Thomas was the only Spokane who talked much to the-man-who-was-probably-Lakota. But then, most of the Spokanes thought Thomas was pretty goofy, especially after he gave Robert Johnson that ride up to Big Mom’s place. Thomas had carried Johnson’s guitar around with him ever since then. He so strongly identified with that guitar that he wrapped it in a beautiful quilt and gave it a place of honor in his living room. When he went out for his daily walks, Thomas cradled the guitar like a baby, oblivious to the laughter all around him. But the-man-who-was-probably-Lakota didn’t laugh at Thomas.
“Ya-hey,” Thomas called out.
“Ya-hey, Thomas,” the-man-who-was-probably-Lakota said. “The end of the world is near.”
“I know it is,” Thomas said and dropped a few coins into the old man’s hat, which already contained some change and a check from Father Arnold, priest of the Catholic Church. Although the Spokanes ignored the-man-who-was-probably-Lakota, they weren’t going to let him starve, and Father Arnold constantly recruited lost souls.
“That’s a good-looking guitar,” the-man-who-was-probably-Lakota said. “I hear you got it from the black man.”

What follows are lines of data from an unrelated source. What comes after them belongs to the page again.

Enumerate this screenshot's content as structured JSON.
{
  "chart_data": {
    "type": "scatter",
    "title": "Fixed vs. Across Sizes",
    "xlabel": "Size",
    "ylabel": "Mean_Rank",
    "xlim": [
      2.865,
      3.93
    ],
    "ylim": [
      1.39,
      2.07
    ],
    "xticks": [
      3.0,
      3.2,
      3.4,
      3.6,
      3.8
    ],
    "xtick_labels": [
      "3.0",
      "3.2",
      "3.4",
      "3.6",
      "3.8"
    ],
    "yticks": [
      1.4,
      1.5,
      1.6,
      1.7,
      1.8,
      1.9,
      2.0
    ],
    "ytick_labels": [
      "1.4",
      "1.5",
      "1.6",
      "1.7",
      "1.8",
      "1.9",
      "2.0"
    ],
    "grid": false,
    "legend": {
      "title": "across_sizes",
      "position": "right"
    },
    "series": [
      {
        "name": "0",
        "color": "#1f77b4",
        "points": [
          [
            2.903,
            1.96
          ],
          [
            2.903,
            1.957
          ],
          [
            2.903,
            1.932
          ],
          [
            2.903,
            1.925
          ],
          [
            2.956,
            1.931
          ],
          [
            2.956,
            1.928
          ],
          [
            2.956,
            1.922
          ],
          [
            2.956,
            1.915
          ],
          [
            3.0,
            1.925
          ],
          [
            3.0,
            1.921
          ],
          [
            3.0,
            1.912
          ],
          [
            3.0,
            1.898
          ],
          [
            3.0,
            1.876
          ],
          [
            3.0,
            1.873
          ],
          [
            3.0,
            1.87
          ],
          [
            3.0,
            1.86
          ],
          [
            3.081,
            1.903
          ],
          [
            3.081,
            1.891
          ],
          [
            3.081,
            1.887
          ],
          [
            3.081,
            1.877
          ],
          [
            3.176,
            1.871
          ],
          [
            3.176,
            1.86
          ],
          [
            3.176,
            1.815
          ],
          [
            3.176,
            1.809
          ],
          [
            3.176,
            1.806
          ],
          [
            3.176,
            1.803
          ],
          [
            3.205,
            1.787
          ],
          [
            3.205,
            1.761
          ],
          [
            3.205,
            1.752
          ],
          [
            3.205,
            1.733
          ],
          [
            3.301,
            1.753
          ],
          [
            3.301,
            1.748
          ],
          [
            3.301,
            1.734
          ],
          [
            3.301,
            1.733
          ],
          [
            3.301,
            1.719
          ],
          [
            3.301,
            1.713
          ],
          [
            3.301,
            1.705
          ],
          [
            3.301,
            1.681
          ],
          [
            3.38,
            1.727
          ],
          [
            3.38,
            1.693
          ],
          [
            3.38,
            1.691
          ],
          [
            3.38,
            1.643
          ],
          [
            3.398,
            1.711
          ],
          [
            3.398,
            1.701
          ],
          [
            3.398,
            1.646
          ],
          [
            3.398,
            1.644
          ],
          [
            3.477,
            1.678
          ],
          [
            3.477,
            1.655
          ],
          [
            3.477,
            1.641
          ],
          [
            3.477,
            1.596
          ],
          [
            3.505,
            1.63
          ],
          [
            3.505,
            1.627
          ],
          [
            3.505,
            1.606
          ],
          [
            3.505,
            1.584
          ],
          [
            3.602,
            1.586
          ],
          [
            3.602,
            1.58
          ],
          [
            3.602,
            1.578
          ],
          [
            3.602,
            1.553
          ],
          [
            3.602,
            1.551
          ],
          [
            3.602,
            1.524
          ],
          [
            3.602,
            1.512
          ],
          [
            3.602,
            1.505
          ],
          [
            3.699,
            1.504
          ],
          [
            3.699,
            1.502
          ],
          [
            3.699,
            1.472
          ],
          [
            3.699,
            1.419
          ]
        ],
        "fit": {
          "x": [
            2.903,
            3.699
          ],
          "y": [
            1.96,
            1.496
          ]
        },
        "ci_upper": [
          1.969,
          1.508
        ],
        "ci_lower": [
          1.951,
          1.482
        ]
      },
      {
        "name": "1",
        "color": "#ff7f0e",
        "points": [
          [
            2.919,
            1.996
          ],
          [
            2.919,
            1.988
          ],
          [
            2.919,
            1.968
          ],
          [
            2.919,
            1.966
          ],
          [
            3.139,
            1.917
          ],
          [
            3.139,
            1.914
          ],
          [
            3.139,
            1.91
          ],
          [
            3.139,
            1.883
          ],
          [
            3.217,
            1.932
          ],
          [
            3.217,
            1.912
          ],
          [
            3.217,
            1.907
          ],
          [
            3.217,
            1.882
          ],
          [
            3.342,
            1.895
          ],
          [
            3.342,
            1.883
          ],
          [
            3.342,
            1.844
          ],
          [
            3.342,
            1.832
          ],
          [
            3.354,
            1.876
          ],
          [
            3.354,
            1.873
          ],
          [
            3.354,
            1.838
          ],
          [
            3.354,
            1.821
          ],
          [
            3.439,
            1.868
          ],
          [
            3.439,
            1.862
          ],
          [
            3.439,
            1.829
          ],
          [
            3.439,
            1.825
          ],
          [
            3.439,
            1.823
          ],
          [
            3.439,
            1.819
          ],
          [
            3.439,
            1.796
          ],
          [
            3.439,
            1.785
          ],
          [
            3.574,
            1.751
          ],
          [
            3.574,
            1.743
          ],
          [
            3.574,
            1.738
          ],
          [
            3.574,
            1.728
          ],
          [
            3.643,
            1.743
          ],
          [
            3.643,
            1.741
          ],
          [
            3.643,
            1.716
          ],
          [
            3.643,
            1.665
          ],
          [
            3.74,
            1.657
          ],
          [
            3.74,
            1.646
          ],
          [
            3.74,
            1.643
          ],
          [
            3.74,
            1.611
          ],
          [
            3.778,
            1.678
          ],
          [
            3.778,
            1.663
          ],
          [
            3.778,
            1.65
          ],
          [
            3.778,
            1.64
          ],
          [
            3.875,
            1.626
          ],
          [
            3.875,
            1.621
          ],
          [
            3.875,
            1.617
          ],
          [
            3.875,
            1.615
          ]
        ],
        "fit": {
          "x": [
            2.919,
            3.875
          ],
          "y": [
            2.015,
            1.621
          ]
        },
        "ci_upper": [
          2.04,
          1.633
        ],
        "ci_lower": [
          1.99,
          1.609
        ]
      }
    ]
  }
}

“That I did,” Thomas said.
“You be careful with that music, enit? Music is a dangerous thing.”
Thomas smiled and walked into the Trading Post, one of the few lucrative businesses on the reservation. Its shelves were stocked with reservation staples: Diet Pepsi, Spam, Wonder bread, and a cornucopia of various carbohydrates, none of them complex. One corner of the Trading Post was devoted to the gambling machines that had become mandatory on every reservation. The Tribe had installed a few new slot machines earlier that day, and the Spokanes lined up to play. Dreams of the jackpot. Some Indian won a few hundred dollars every afternoon and fell down broke by the next morning. Thomas didn’t gamble with his money, but he did gamble with his stomach when he heated up a microwave burrito. He paid for the burrito and a Pepsi and, carrying his food and guitar, walked back outside to eat.